Ich würde einen Kinderpsychiater aufsuchen und mir eine zweite Meinung holen.

Eine Einweisung ist aber auf jeden Fall besser als ein eventueller Suizid! ja, es gibt schon Kinder, die sich z. B. auf die Gleise legen.

Gruß

Manavgat

Beitrag von zanadu 10.12.09 - 12:29 Uhr

Hallo, wie ist den die Diagnose erstellt worden. Ein Mädchen aus der Klasse meines Sohnes war grade 4 Wochen mit der Mutter in einem Institut zur Abklärung des Krankheitsbildes. Jetzt warte die Mutter auf einen freien Platz in der Kinderphsychatrie . Das Mädchen wird dann ca. 4 Monate nicht zu Schule können.
Also die Mutter geht offen mit der Erkrankung um. Vielleicht hilft dir das.Ininunserer Stadt gibt es auch einen Gesprächkreis für Angehörige
Vieleicht währe das auch etwas für dich.

Beitrag von manavgat 10.12.09 - 13:37 Uhr

In jeder Kinderpsychiatrie gibt es eine Schule!

Gruß

Manavgat

Beitrag von zanadu 10.12.09 - 14:21 Uhr

Du hast recht , leider gibt es in unserem Bundesland in der Klink nur sehr weing Stunden . Es sind nur 3 bis 4 Lehrerstunden in der Woche und erst nach 6 Wochen aufenthalt.

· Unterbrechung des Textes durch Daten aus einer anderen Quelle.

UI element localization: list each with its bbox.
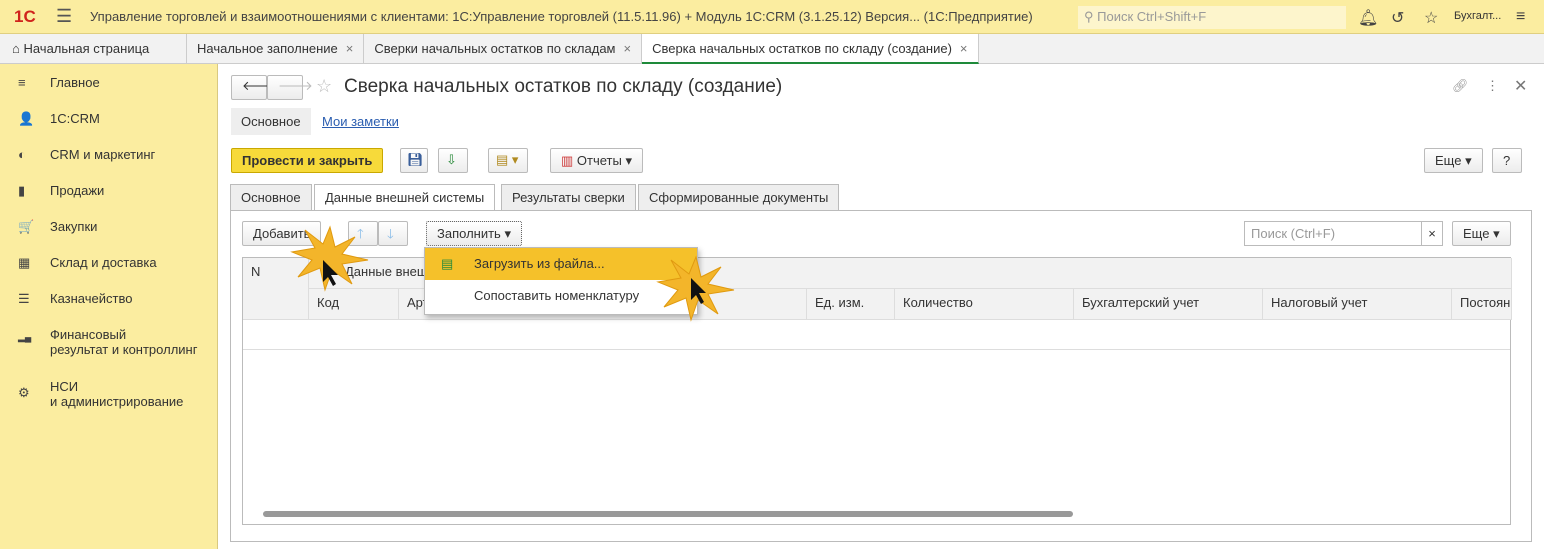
close-icon[interactable]: ×	[960, 41, 968, 56]
subtab-main[interactable]: Основное	[231, 108, 311, 135]
column-permanent[interactable]: Постоян	[1452, 289, 1512, 320]
move-down-button[interactable]: 🡓	[378, 221, 408, 246]
pie-icon: ◐	[18, 147, 26, 162]
forward-button[interactable]: 🡒	[267, 75, 313, 100]
open-windows-tabs: ⌂ Начальная страница Начальное заполнени…	[0, 34, 1544, 64]
sidebar-item-treasury[interactable]: ☰ Казначейство	[0, 280, 217, 316]
column-tax[interactable]: Налоговый учет	[1263, 289, 1452, 320]
chart-icon: ▂▄	[18, 332, 32, 342]
column-unit[interactable]: Ед. изм.	[807, 289, 895, 320]
cart-icon: 🛒	[18, 219, 35, 234]
tab-reconciliations[interactable]: Сверки начальных остатков по складам ×	[364, 34, 643, 64]
sidebar: ≡ Главное 👤 1С:CRM ◐ CRM и маркетинг ▮ Прода…	[0, 64, 218, 549]
tab-basic[interactable]: Основное	[230, 184, 312, 211]
save-button[interactable]: 💾︎	[400, 148, 428, 173]
table-more-button[interactable]: Еще ▾	[1452, 221, 1511, 246]
bag-icon: ▮	[18, 183, 26, 198]
tab-documents[interactable]: Сформированные документы	[638, 184, 840, 211]
more-vert-icon[interactable]: ⋮	[1486, 78, 1499, 94]
warehouse-icon: ▦	[18, 255, 31, 270]
title-bar: 1С ☰ Управление торговлей и взаимоотноше…	[0, 0, 1544, 34]
table-row[interactable]	[243, 320, 1510, 350]
close-icon[interactable]: ×	[623, 41, 631, 56]
horizontal-scrollbar[interactable]	[263, 511, 1073, 517]
close-icon[interactable]: ✕	[1514, 76, 1527, 96]
clear-search-button[interactable]: ×	[1421, 221, 1443, 246]
search-icon: ⚲	[1084, 9, 1098, 24]
column-code[interactable]: Код	[309, 289, 399, 320]
sidebar-item-main[interactable]: ≡ Главное	[0, 64, 217, 100]
table-load-icon: ▤	[441, 256, 454, 271]
sidebar-item-marketing[interactable]: ◐ CRM и маркетинг	[0, 136, 217, 172]
page-title: Сверка начальных остатков по складу (соз…	[344, 76, 783, 97]
history-icon[interactable]: ↺	[1391, 8, 1404, 28]
favorite-star-icon[interactable]: ☆	[316, 76, 332, 97]
click-highlight-icon	[290, 225, 369, 292]
fill-button[interactable]: Заполнить ▾	[426, 221, 522, 246]
click-highlight-icon	[656, 255, 735, 322]
coins-icon: ☰	[18, 291, 30, 306]
tab-home[interactable]: ⌂ Начальная страница	[0, 34, 187, 64]
tab-results[interactable]: Результаты сверки	[501, 184, 636, 211]
user-name[interactable]: Бухгалт...	[1454, 10, 1501, 22]
star-icon[interactable]: ☆	[1424, 8, 1438, 28]
tab-external-data[interactable]: Данные внешней системы	[314, 184, 496, 211]
column-accounting[interactable]: Бухгалтерский учет	[1074, 289, 1263, 320]
post-icon[interactable]: ⇩	[438, 148, 468, 173]
sidebar-item-sales[interactable]: ▮ Продажи	[0, 172, 217, 208]
sidebar-item-warehouse[interactable]: ▦ Склад и доставка	[0, 244, 217, 280]
link-icon[interactable]: 🔗︎	[1452, 78, 1469, 94]
back-button[interactable]: 🡐	[231, 75, 277, 100]
menu-icon[interactable]: ☰	[56, 6, 82, 27]
sidebar-item-purchases[interactable]: 🛒 Закупки	[0, 208, 217, 244]
sidebar-item-admin[interactable]: ⚙ НСИ и администрирование	[0, 368, 217, 420]
table-search-input[interactable]: Поиск (Ctrl+F)	[1244, 221, 1422, 246]
reports-button[interactable]: ▥ Отчеты ▾	[550, 148, 643, 173]
global-search-input[interactable]: ⚲ Поиск Ctrl+Shift+F	[1078, 6, 1346, 29]
help-button[interactable]: ?	[1492, 148, 1522, 173]
tab-initial-fill[interactable]: Начальное заполнение ×	[187, 34, 365, 64]
1c-logo: 1С	[14, 6, 36, 26]
sidebar-item-finance[interactable]: ▂▄ Финансовый результат и контроллинг	[0, 316, 217, 368]
form-area: 🡐 🡒 ☆ Сверка начальных остатков по склад…	[218, 64, 1544, 549]
close-icon[interactable]: ×	[346, 41, 354, 56]
create-based-on-button[interactable]: ▤ ▾	[488, 148, 528, 173]
sidebar-item-crm[interactable]: 👤 1С:CRM	[0, 100, 217, 136]
more-button[interactable]: Еще ▾	[1424, 148, 1483, 173]
user-icon: 👤	[18, 111, 35, 126]
column-qty[interactable]: Количество	[895, 289, 1074, 320]
settings-menu-icon[interactable]: ≡	[1516, 8, 1525, 26]
list-icon: ≡	[18, 75, 26, 90]
report-icon: ▥	[561, 153, 577, 168]
post-and-close-button[interactable]: Провести и закрыть	[231, 148, 384, 173]
subtab-notes[interactable]: Мои заметки	[322, 114, 399, 129]
home-icon: ⌂	[12, 41, 24, 56]
bell-icon[interactable]: 🔔︎	[1358, 8, 1378, 28]
app-title: Управление торговлей и взаимоотношениями…	[90, 9, 1033, 24]
tab-reconciliation-create[interactable]: Сверка начальных остатков по складу (соз…	[642, 34, 979, 64]
gear-icon: ⚙	[18, 385, 30, 400]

Beitrag von doggeblau 11.12.09 - 20:06 Uhr

Hallo,

danke für Eure Antworten. Es ist nicht nach unseren Vorstellungen gelaufen, bei der Kinderpsychologin. Ich habe da Gefühl, sie stand nur unter Zeitdruck, hat ständig auf die Uhr gesehen während des Gesprächs.

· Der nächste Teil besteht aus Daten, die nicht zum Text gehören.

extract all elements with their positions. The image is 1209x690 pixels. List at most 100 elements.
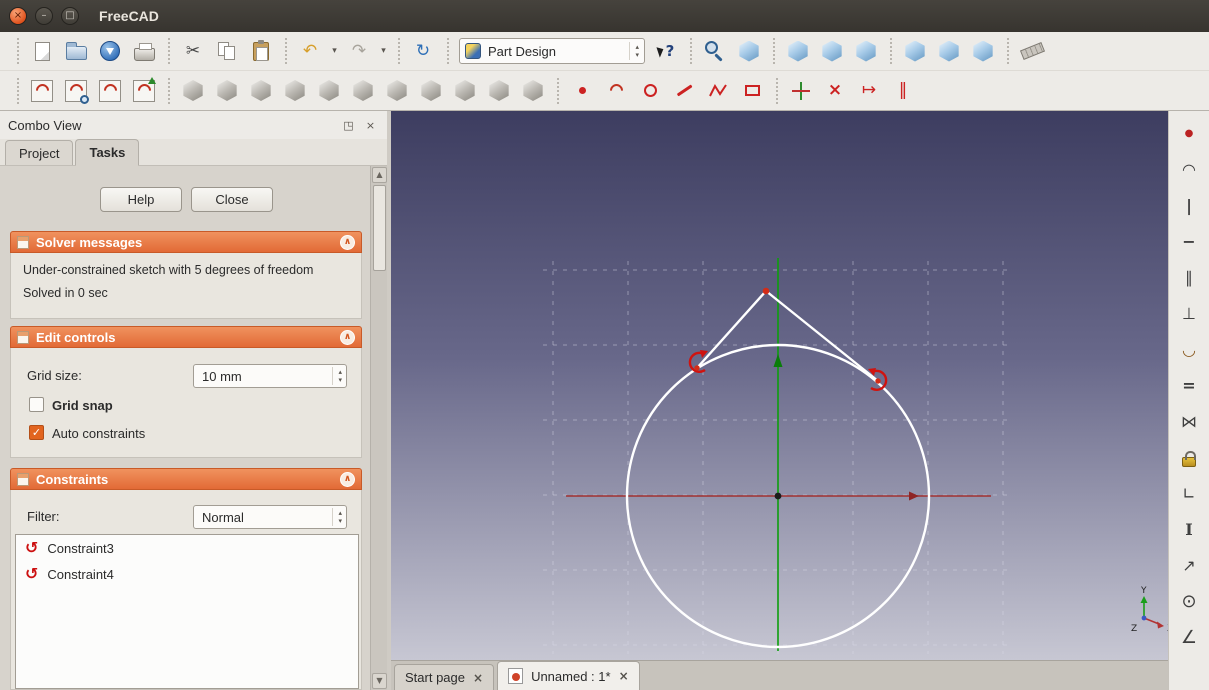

Sie hat mit meiner Tochter gesprochen, dann 10min. mit mir, dann meinte sie schon, sie sollte in die Klinik. Mein Ex- Mann hatte nur 5 min. dann hat sie gesagt, sie hat keine Zeit mehr.

Gestern Nachmittag hab ich sie dann nochmal angerufen und um Rückruf gebeten. Sie hat sich bis heute immernoch nicht gemeldet.

Wir haben beschlossen, wir suchen uns jemand andern. Sie möchte am Montag wieder zur Schule, ich hoffe sie schafft es...Wir werden uns beim Jungendamt Rat holen, es soll lt. Schulpsychologen auch Schulbegleitende Maßnahmen geben. Ich hoffe wir schaffen es ohne Klinik, sie hat Angst davor und ich- das es ihr in der ersten Zeit noch schlechter geht.